Perhaps Mr. Hartwig made a clever shift from loss ratios to dollars (his phrase “actual losses” implies this) but that would be very deceptive in the midst of a discussion of declining loss ratios and loss of consumer value per dollar of premium. I will not comment on intent, since Mr. Hartwig is clearly more experienced in that area than I am.
Finally, Mr. Hartwig criticizes a single number in the report--the 2006 surplus figure of $621.8 billion--which he says includes state funds and includes overlap of company surplus.
He is right about the double count and I will fix that in future editions of our profit analysis. But he is wrong about any devastating effect of this number on our report’s findings.
The number in question appears in the report in a column of data at page 29. It identifies that the data includes state funds in the footnote on that page. The surplus of state funds is available in catastrophes, such as in terrorism attacks producing workers' compensation claims, and is therefore appropriately included.
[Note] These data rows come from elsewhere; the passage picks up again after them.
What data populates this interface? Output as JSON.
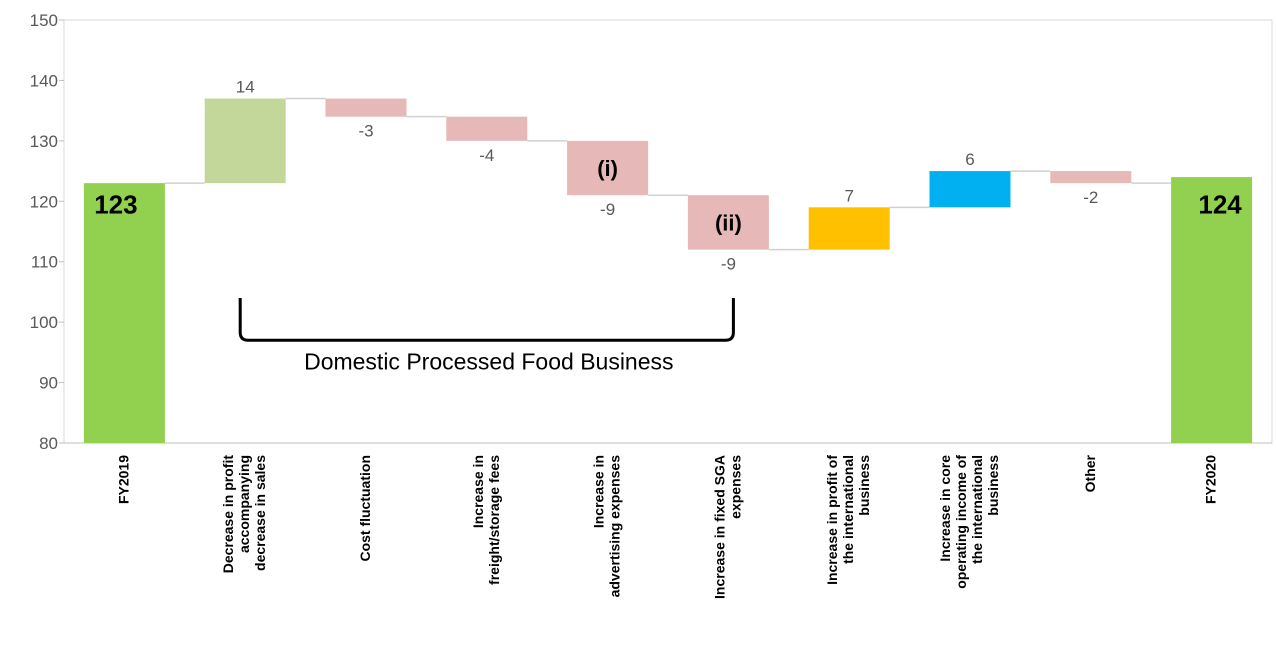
{
  "chart_data": {
    "type": "waterfall",
    "ylim": [
      80,
      150
    ],
    "yticks": [
      80,
      90,
      100,
      110,
      120,
      130,
      140,
      150
    ],
    "grid": false,
    "categories": [
      [
        "FY2019"
      ],
      [
        "Decrease in profit",
        "accompanying",
        "decrease in sales"
      ],
      [
        "Cost fluctuation"
      ],
      [
        "Increase in",
        "freight/storage fees"
      ],
      [
        "Increase in",
        "advertising expenses"
      ],
      [
        "Increase in fixed SGA",
        "expenses"
      ],
      [
        "Increase in profit of",
        "the international",
        "business"
      ],
      [
        "Increase in core",
        "operating income of",
        "the international",
        "business"
      ],
      [
        "Other"
      ],
      [
        "FY2020"
      ]
    ],
    "bars": [
      {
        "kind": "total",
        "value": 123,
        "label": "123",
        "color": "#92d050"
      },
      {
        "kind": "delta",
        "value": 14,
        "label": "14",
        "color": "#c4d79b"
      },
      {
        "kind": "delta",
        "value": -3,
        "label": "-3",
        "color": "#e6b8b7"
      },
      {
        "kind": "delta",
        "value": -4,
        "label": "-4",
        "color": "#e6b8b7"
      },
      {
        "kind": "delta",
        "value": -9,
        "label": "-9",
        "color": "#e6b8b7",
        "marker": "(i)"
      },
      {
        "kind": "delta",
        "value": -9,
        "label": "-9",
        "color": "#e6b8b7",
        "marker": "(ii)"
      },
      {
        "kind": "delta",
        "value": 7,
        "label": "7",
        "color": "#ffc000"
      },
      {
        "kind": "delta",
        "value": 6,
        "label": "6",
        "color": "#00b0f0"
      },
      {
        "kind": "delta",
        "value": -2,
        "label": "-2",
        "color": "#e6b8b7"
      },
      {
        "kind": "total",
        "value": 124,
        "label": "124",
        "color": "#92d050"
      }
    ],
    "annotation": {
      "text": "Domestic Processed Food Business",
      "span": [
        1,
        5
      ]
    }
  }
}
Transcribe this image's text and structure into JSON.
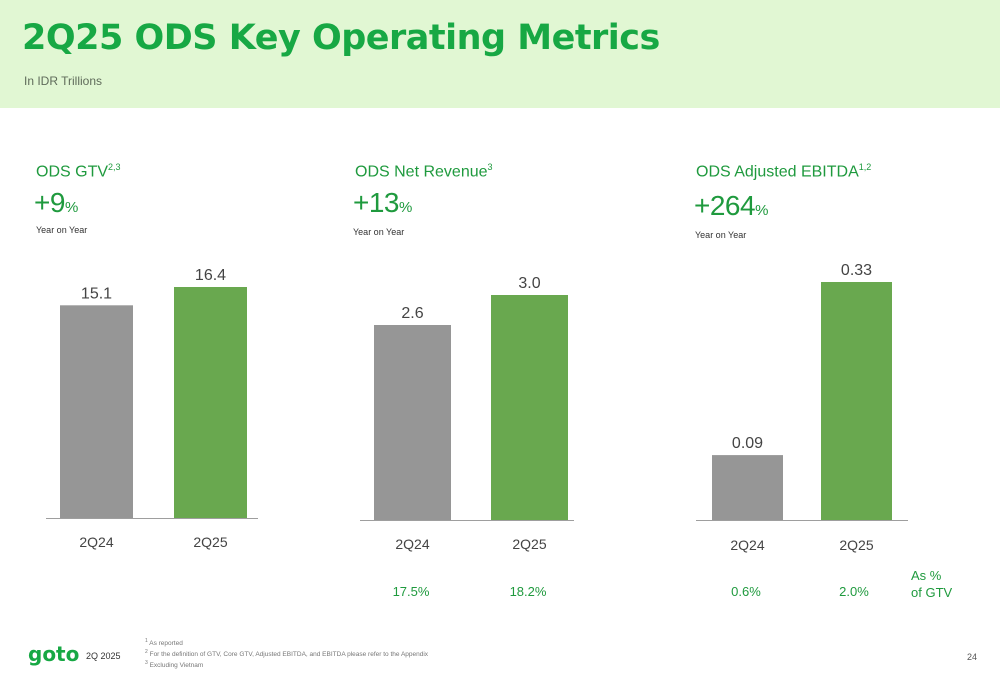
{
  "header": {
    "title": "2Q25 ODS Key Operating Metrics",
    "subtitle": "In IDR Trillions"
  },
  "panels": [
    {
      "title": "ODS GTV",
      "title_sup": "2,3",
      "growth_value": "+9",
      "growth_unit": "%",
      "growth_caption": "Year on Year"
    },
    {
      "title": "ODS Net Revenue",
      "title_sup": "3",
      "growth_value": "+13",
      "growth_unit": "%",
      "growth_caption": "Year on Year"
    },
    {
      "title": "ODS Adjusted EBITDA",
      "title_sup": "1,2",
      "growth_value": "+264",
      "growth_unit": "%",
      "growth_caption": "Year on Year"
    }
  ],
  "chart_data": [
    {
      "type": "bar",
      "categories": [
        "2Q24",
        "2Q25"
      ],
      "values": [
        15.1,
        16.4
      ],
      "value_labels": [
        "15.1",
        "16.4"
      ],
      "colors": [
        "#969696",
        "#69a84f"
      ],
      "title": "ODS GTV",
      "ylim": [
        0,
        16.4
      ]
    },
    {
      "type": "bar",
      "categories": [
        "2Q24",
        "2Q25"
      ],
      "values": [
        2.6,
        3.0
      ],
      "value_labels": [
        "2.6",
        "3.0"
      ],
      "colors": [
        "#969696",
        "#69a84f"
      ],
      "title": "ODS Net Revenue",
      "ylim": [
        0,
        3.0
      ],
      "pct_of_gtv": [
        "17.5%",
        "18.2%"
      ]
    },
    {
      "type": "bar",
      "categories": [
        "2Q24",
        "2Q25"
      ],
      "values": [
        0.09,
        0.33
      ],
      "value_labels": [
        "0.09",
        "0.33"
      ],
      "colors": [
        "#969696",
        "#69a84f"
      ],
      "title": "ODS Adjusted EBITDA",
      "ylim": [
        0,
        0.33
      ],
      "pct_of_gtv": [
        "0.6%",
        "2.0%"
      ]
    }
  ],
  "as_of_gtv_label_line1": "As %",
  "as_of_gtv_label_line2": "of GTV",
  "footnotes": [
    {
      "num": "1",
      "text": "As reported"
    },
    {
      "num": "2",
      "text": "For the definition of GTV, Core GTV, Adjusted EBITDA, and EBITDA please refer to the Appendix"
    },
    {
      "num": "3",
      "text": "Excluding Vietnam"
    }
  ],
  "footer": {
    "logo_text": "goto",
    "period": "2Q 2025",
    "page_number": "24"
  },
  "colors": {
    "brand_green": "#17a844",
    "header_bg": "#e1f7d3",
    "bar_prior": "#969696",
    "bar_current": "#69a84f"
  }
}
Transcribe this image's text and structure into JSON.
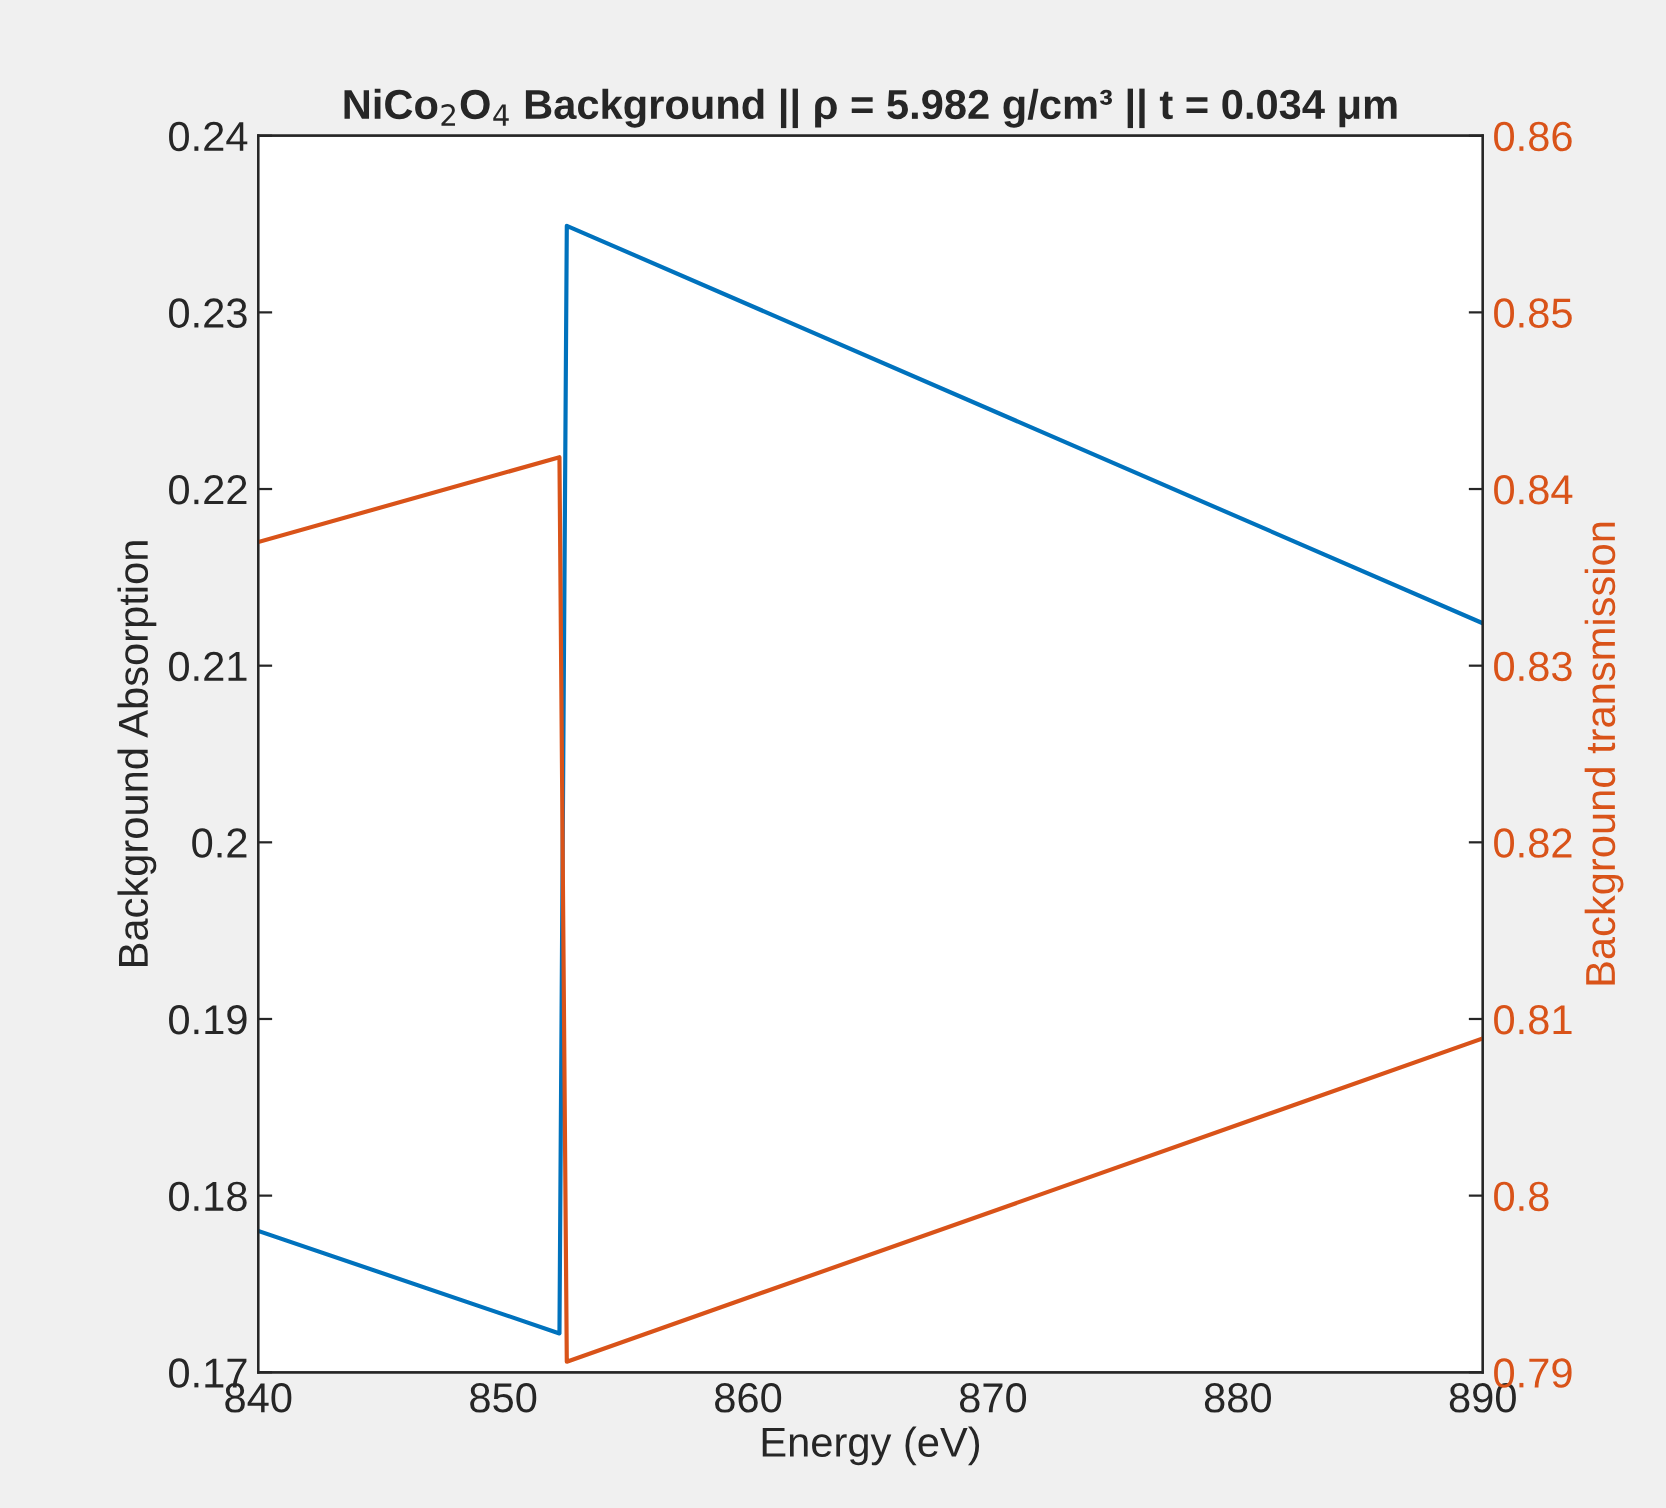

The most important point about the surplus number is that the figure is not used in any way in the development of CFA’s four key findings, that:
(1) There is decreased consumer value in P&C insurance (as measured by declining loss ratios of only private insurers, with no double counting or state funds included),
(2) There are extremely excessive profits (as measured by declining loss ratios of only private insurers, with no double counting or state funds included),
(3) There is significantly excessive surplus today. (We did not use the number Mr. Hartwig attacks in making this claim. Indeed we used Mr. Hartwig’s own Earlybird Forecast Report, which admits: “At the same time, there is excess capital in the industry today—estimated by some analysts to be as much as $100 billion—that is driving down returns on equity.”) or
(4) There are excessive reserve levels today (which are based on ISO reported redundancies).